With the ineffectiveness of conservative therapy for chocolate cysts larger than 5 cm, a combination of endometriosis and infertility, the risk of complications and oncological alertness, only surgical treatment is indicated.
In women of reproductive age who want to have children, they try to avoid radical operations (oophorectomy, adnexectomy). The preferred methods of surgery for endometrioid cysts are enucleation of heterotopic formations or ovarian resection. Removal of foci of endometriosis and chocolate cysts is advisable to be carried out with preliminary and postoperative hormone therapy.

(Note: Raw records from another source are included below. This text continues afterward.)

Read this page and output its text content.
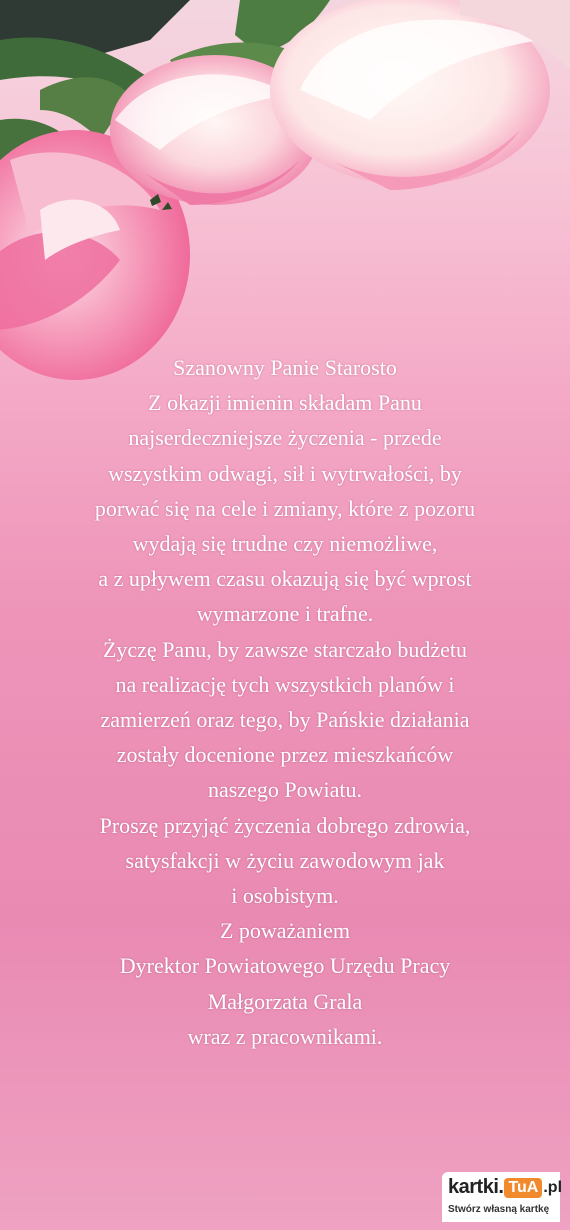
Szanowny Panie Starosto
Z okazji imienin składam Panu
najserdeczniejsze życzenia - przede
wszystkim odwagi, sił i wytrwałości, by
porwać się na cele i zmiany, które z pozoru
wydają się trudne czy niemożliwe,
a z upływem czasu okazują się być wprost
wymarzone i trafne.
Życzę Panu, by zawsze starczało budżetu
na realizację tych wszystkich planów i
zamierzeń oraz tego, by Pańskie działania
zostały docenione przez mieszkańców
naszego Powiatu.
Proszę przyjąć życzenia dobrego zdrowia,
satysfakcji w życiu zawodowym jak
i osobistym.
Z poważaniem
Dyrektor Powiatowego Urzędu Pracy
Małgorzata Grala
wraz z pracownikami.
kartki. TuA .pl
Stwórz własną kartkę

Management of the postoperative period
Preoperative hormone therapy can reduce the foci of endometriosis, their blood supply and functional activity, and the inflammatory response of surrounding tissues. After surgical removal of the ovarian endometrioid cyst, appropriate hormonal treatment promotes regression of the remaining endometrioid foci and prevents recurrence of pathology.
In the postoperative period, it is advisable to prescribe physiotherapy to correct endocrine imbalance, prevent infiltrative and adhesive processes, relapses of chocolate cysts (electrophoresis, ultrasound, phonophoresis, endonasal galvanization, SMT therapy, magnetotherapy, laser therapy, acupuncture, radon baths, etc.).
After removal of the chocolate cyst, in most cases, pain is significantly reduced, normal menstrual and reproductive functions are restored. After treatment of an chocolate cyst, dynamic observation of a gynecologist with ultrasound control and examination of the CA-125 level is recommended.